Оказалось, что пятерых наших будущих новобранцев ещё не подвезли к тому моменту на ПВД. Капля с ними застряла где-то по дороге. Борщ по рации связался с Ручником, и тот сказал, чтобы мы всё равно дождались их приезда и привели потом новобранцев на нашу позицию, иначе нам трудно будет её удерживать. Мы остались на ПВД.

Воспользовавшись ситуацией, я выпросил у медиков телефон, догадываясь, что он у них всё-таки должен был быть, иначе что же это за медики на ПВД. Мне нужно было позвонить Вере, чтобы узнать, как проходит её беременность и хотя бы услышать её голос.
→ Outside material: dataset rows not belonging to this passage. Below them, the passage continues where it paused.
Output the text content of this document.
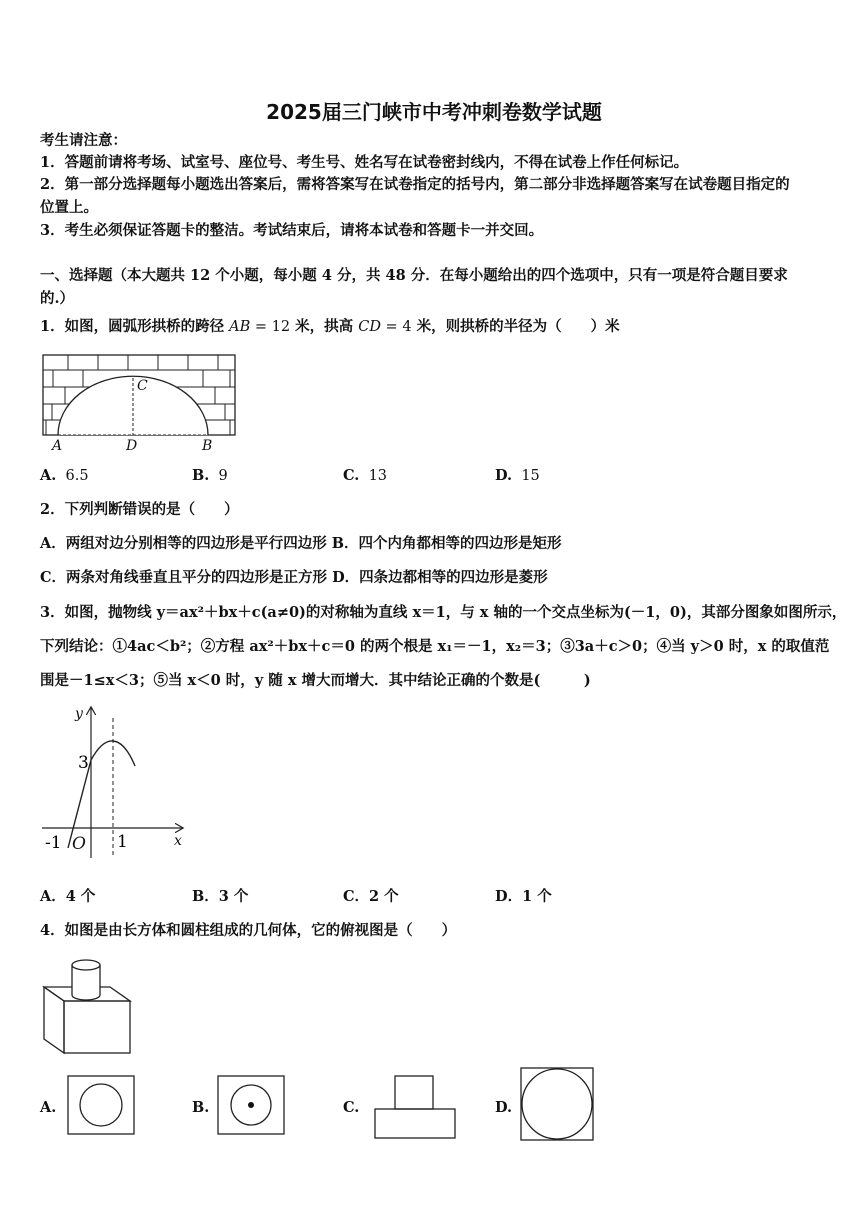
2025届三门峡市中考冲刺卷数学试题
考生请注意：
1．答题前请将考场、试室号、座位号、考生号、姓名写在试卷密封线内，不得在试卷上作任何标记。
2．第一部分选择题每小题选出答案后，需将答案写在试卷指定的括号内，第二部分非选择题答案写在试卷题目指定的
位置上。
3．考生必须保证答题卡的整洁。考试结束后，请将本试卷和答题卡一并交回。
一、选择题（本大题共 12 个小题，每小题 4 分，共 48 分．在每小题给出的四个选项中，只有一项是符合题目要求
的.）
1．如图，圆弧形拱桥的跨径 AB = 12 米，拱高 CD = 4 米，则拱桥的半径为（　　）米
A	D	B
C
A. 6.5	B. 9	C. 13	D. 15
2．下列判断错误的是（　　）
A．两组对边分别相等的四边形是平行四边形 B．四个内角都相等的四边形是矩形
C．两条对角线垂直且平分的四边形是正方形 D．四条边都相等的四边形是菱形
3．如图，抛物线 y＝ax²＋bx＋c(a≠0)的对称轴为直线 x＝1，与 x 轴的一个交点坐标为(－1，0)，其部分图象如图所示，
下列结论：①4ac＜b²；②方程 ax²＋bx＋c＝0 的两个根是 x₁＝－1，x₂＝3；③3a＋c＞0；④当 y＞0 时，x 的取值范
围是－1≤x＜3；⑤当 x＜0 时，y 随 x 增大而增大．其中结论正确的个数是(　　　)
y
x
3
-1 O 1
A．4 个	B．3 个	C．2 个	D．1 个
4．如图是由长方体和圆柱组成的几何体，它的俯视图是（　　）
A.	B.	C.	D.
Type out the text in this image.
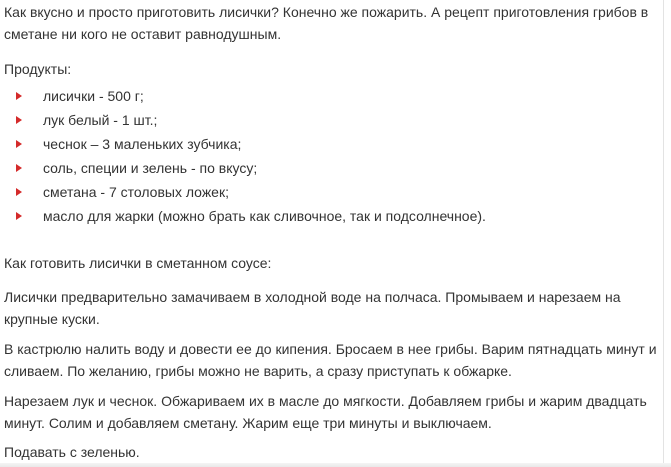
Как вкусно и просто приготовить лисички? Конечно же пожарить. А рецепт приготовления грибов в
сметане ни кого не оставит равнодушным.

Продукты:

лисички - 500 г;
лук белый - 1 шт.;
чеснок – 3 маленьких зубчика;
соль, специи и зелень - по вкусу;
сметана - 7 столовых ложек;
масло для жарки (можно брать как сливочное, так и подсолнечное).

Как готовить лисички в сметанном соусе:

Лисички предварительно замачиваем в холодной воде на полчаса. Промываем и нарезаем на
крупные куски.

В кастрюлю налить воду и довести ее до кипения. Бросаем в нее грибы. Варим пятнадцать минут и
сливаем. По желанию, грибы можно не варить, а сразу приступать к обжарке.

Нарезаем лук и чеснок. Обжариваем их в масле до мягкости. Добавляем грибы и жарим двадцать
минут. Солим и добавляем сметану. Жарим еще три минуты и выключаем.

Подавать с зеленью.
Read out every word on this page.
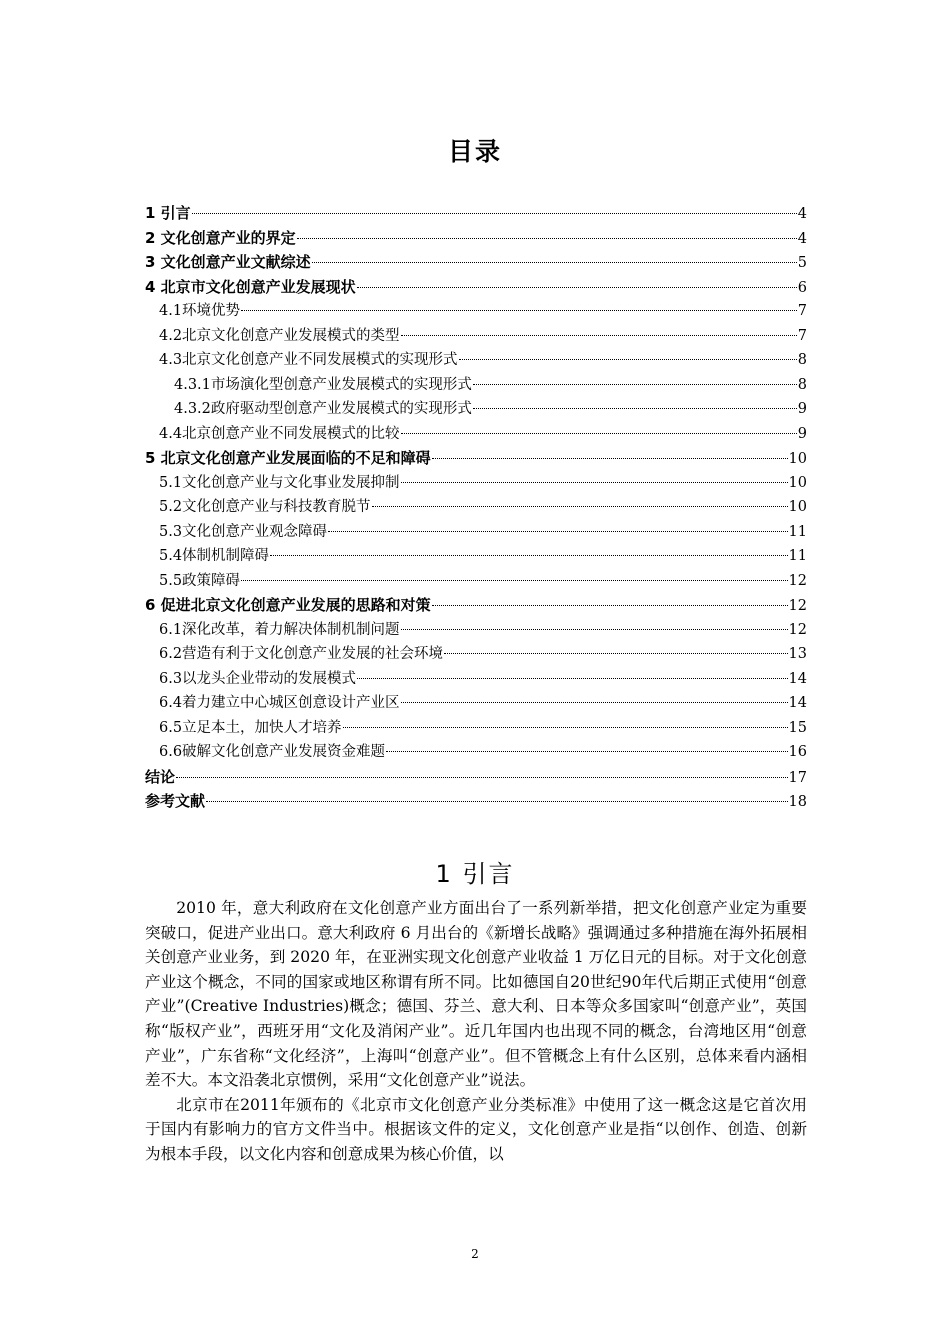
目录
1 引言	4
2 文化创意产业的界定	4
3 文化创意产业文献综述	5
4 北京市文化创意产业发展现状	6
4.1环境优势	7
4.2北京文化创意产业发展模式的类型	7
4.3北京文化创意产业不同发展模式的实现形式	8
4.3.1市场演化型创意产业发展模式的实现形式	8
4.3.2政府驱动型创意产业发展模式的实现形式	9
4.4北京创意产业不同发展模式的比较	9
5 北京文化创意产业发展面临的不足和障碍	10
5.1文化创意产业与文化事业发展抑制	10
5.2文化创意产业与科技教育脱节	10
5.3文化创意产业观念障碍	11
5.4体制机制障碍	11
5.5政策障碍	12
6 促进北京文化创意产业发展的思路和对策	12
6.1深化改革，着力解决体制机制问题	12
6.2营造有利于文化创意产业发展的社会环境	13
6.3以龙头企业带动的发展模式	14
6.4着力建立中心城区创意设计产业区	14
6.5立足本土，加快人才培养	15
6.6破解文化创意产业发展资金难题	16
结论	17
参考文献	18
1 引言

2010 年，意大利政府在文化创意产业方面出台了一系列新举措，把文化创意产业定为重要突破口，促进产业出口。意大利政府 6 月出台的《新增长战略》强调通过多种措施在海外拓展相关创意产业业务，到 2020 年，在亚洲实现文化创意产业收益 1 万亿日元的目标。对于文化创意产业这个概念，不同的国家或地区称谓有所不同。比如德国自20世纪90年代后期正式使用“创意产业”(Creative Industries)概念；德国、芬兰、意大利、日本等众多国家叫“创意产业”，英国称“版权产业”，西班牙用“文化及消闲产业”。近几年国内也出现不同的概念，台湾地区用“创意产业”，广东省称“文化经济”，上海叫“创意产业”。但不管概念上有什么区别，总体来看内涵相差不大。本文沿袭北京惯例，采用“文化创意产业”说法。

北京市在2011年颁布的《北京市文化创意产业分类标准》中使用了这一概念这是它首次用于国内有影响力的官方文件当中。根据该文件的定义，文化创意产业是指“以创作、创造、创新为根本手段，以文化内容和创意成果为核心价值，以

2
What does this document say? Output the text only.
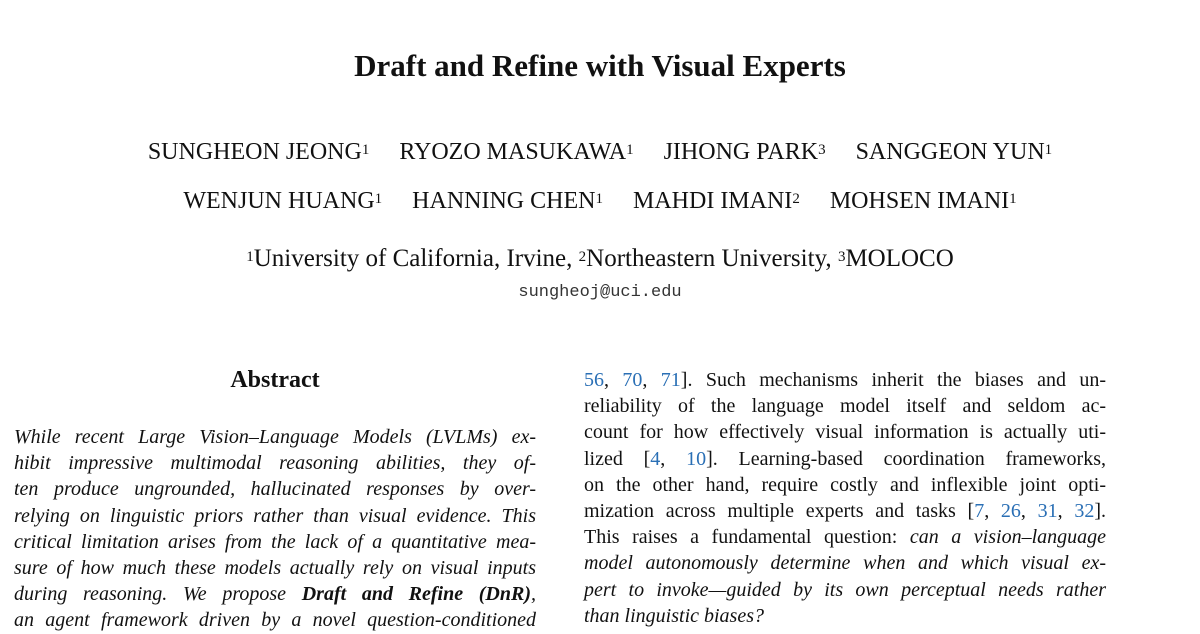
Draft and Refine with Visual Experts
SUNGHEON JEONG$^1$ RYOZO MASUKAWA$^1$ JIHONG PARK$^3$ SANGGEON YUN$^1$
WENJUN HUANG$^1$ HANNING CHEN$^1$ MAHDI IMANI$^2$ MOHSEN IMANI$^1$
$^1$University of California, Irvine, $^2$Northeastern University, $^3$MOLOCO
sungheoj@uci.edu
Abstract
While recent Large Vision–Language Models (LVLMs) ex-
hibit impressive multimodal reasoning abilities, they of-
ten produce ungrounded, hallucinated responses by over-
relying on linguistic priors rather than visual evidence. This
critical limitation arises from the lack of a quantitative mea-
sure of how much these models actually rely on visual inputs
during reasoning. We propose Draft and Refine (DnR),
an agent framework driven by a novel question-conditioned
56, 70, 71]. Such mechanisms inherit the biases and un-
reliability of the language model itself and seldom ac-
count for how effectively visual information is actually uti-
lized [4, 10]. Learning-based coordination frameworks,
on the other hand, require costly and inflexible joint opti-
mization across multiple experts and tasks [7, 26, 31, 32].
This raises a fundamental question: can a vision–language
model autonomously determine when and which visual ex-
pert to invoke—guided by its own perceptual needs rather
than linguistic biases?
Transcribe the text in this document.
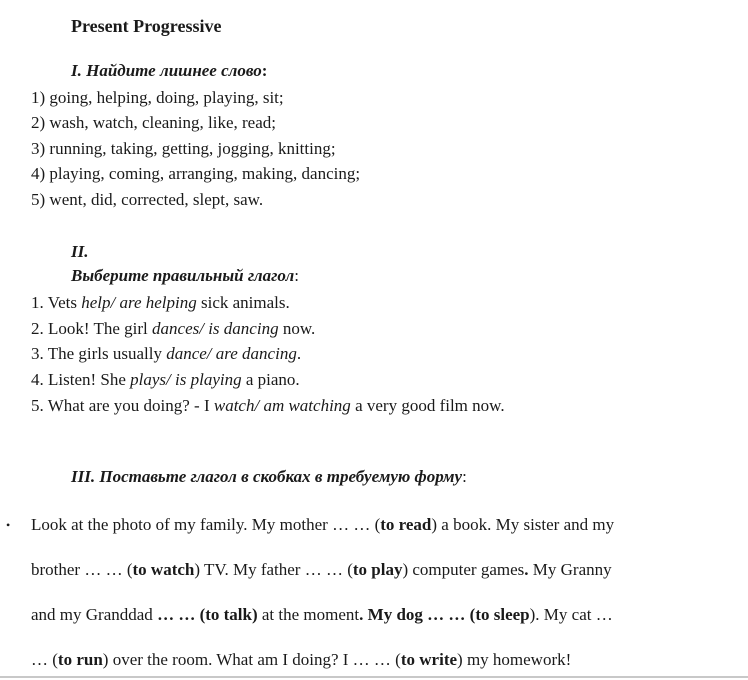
Present Progressive
I. Найдите лишнее слово:
1) going, helping, doing, playing, sit;
2) wash, watch, cleaning, like, read;
3) running, taking, getting, jogging, knitting;
4) playing, coming, arranging, making, dancing;
5) went, did, corrected, slept, saw.
II.
Выберите правильный глагол:
1. Vets help/ are helping sick animals.
2. Look! The girl dances/ is dancing now.
3. The girls usually dance/ are dancing.
4. Listen! She plays/ is playing a piano.
5. What are you doing? - I watch/ am watching a very good film now.
III. Поставьте глагол в скобках в требуемую форму:
• Look at the photo of my family. My mother … … (to read) a book. My sister and my
brother … … (to watch) TV. My father … … (to play) computer games. My Granny
and my Granddad … … (to talk) at the moment. My dog … … (to sleep). My cat …
… (to run) over the room. What am I doing? I … … (to write) my homework!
Но зловредная телефонная сеть каждый раз после моих попыток дозвониться сообщала, что телефон Веры находится вне зоны доступа.

Это сильно озадачило меня и вселило смутную тревогу опасной неизвестности. Я не находил себе места и стал бесцельно слоняться по окрестностям ПВД. К тому же очень скоро окажется, что вроде бы здравое решение командира могло стать роковым для нас с Борщом, потому, что определённую возню на точке ноль видимо заметила вражеская «птичка», летавшая высоко в небе. С её подачи и начался обстрел ПВД реактивными снарядами из вражеской установки БМ-21 «Град». Борщ тогда оставался трындеть за кружкой чая с местными пацанами, а мне не сиделось на месте. Наконец, я снял автомат, оставив его под присмотром Борща, и пошёл осматривать руины близлежащих домов, а также другие местные «достопримечательности» с целью опорожнения кишечника.

Там около входа в подвал одного из домов я услышал характерный свист и едва успел влететь в этот подвал, сумев затем скатиться по лестничному спуску, как тут же прилетела ракета от «Града», передав мне очередной «привет» всё от той же нехорошей и неумолимой тётки с косой.

23. ЗЛОСТЬ

Когда я открыл глаза, то увидел то же самое, что и с закрытыми глазами. То есть ничего. Подумал, что ослеп и что это, наверное, давно ожидаемые последствия очередной контузии. Попробовал открыть и закрыть глаза несколько раз подряд – ничего не менялось. Темнота была абсолютная. Мой фонарик остался в подсумке, который крепился к РПСке, а её я тоже снял и оставил Борщу перед походом на «экскурсию» за ненадобностью такой амуниции в планировавшихся мною действиях.

После того как я кубарем скатился вниз по лестнице, болела спина, колени и уши, в которых по самолётному гудело. Полёт в подвал был неправдоподобно стремительным. Видимо, дополнительное ускорение мне придала взрывная волна, горячее дыхание которой я почувствовал ещё в полёте. И вот что удивительно: пострадало всё моё полуголое тело, не видели глаза, болели уши, а обоняние работало исправно. Гораздо лучше было бы наоборот. Тошнотворную вонь холодного подвала я отчётливо ощущал со всеми пятьюдесятью оттенками серного…

Ну что же, пора попробовать встать и распрямиться. У меня это получилось, но в кромешной тьме рука случайно ухватилась за кусок металлической трубы. Я встал, а этот кусок упал на каменный пол подвала и несказанно меня порадовал.

Буквально на мгновение я увидел искры, которые кусок трубы высек из каменного пола при падении. И это не были искры из глаз, это были искры, которые хоть на долю секунды, но осветили место падения и сам краешек обрезка трубы. Ура! Это означало, что я не ослеп! Это дало понимание, что не всё так плохо, а с остальным, надеюсь, разберемся.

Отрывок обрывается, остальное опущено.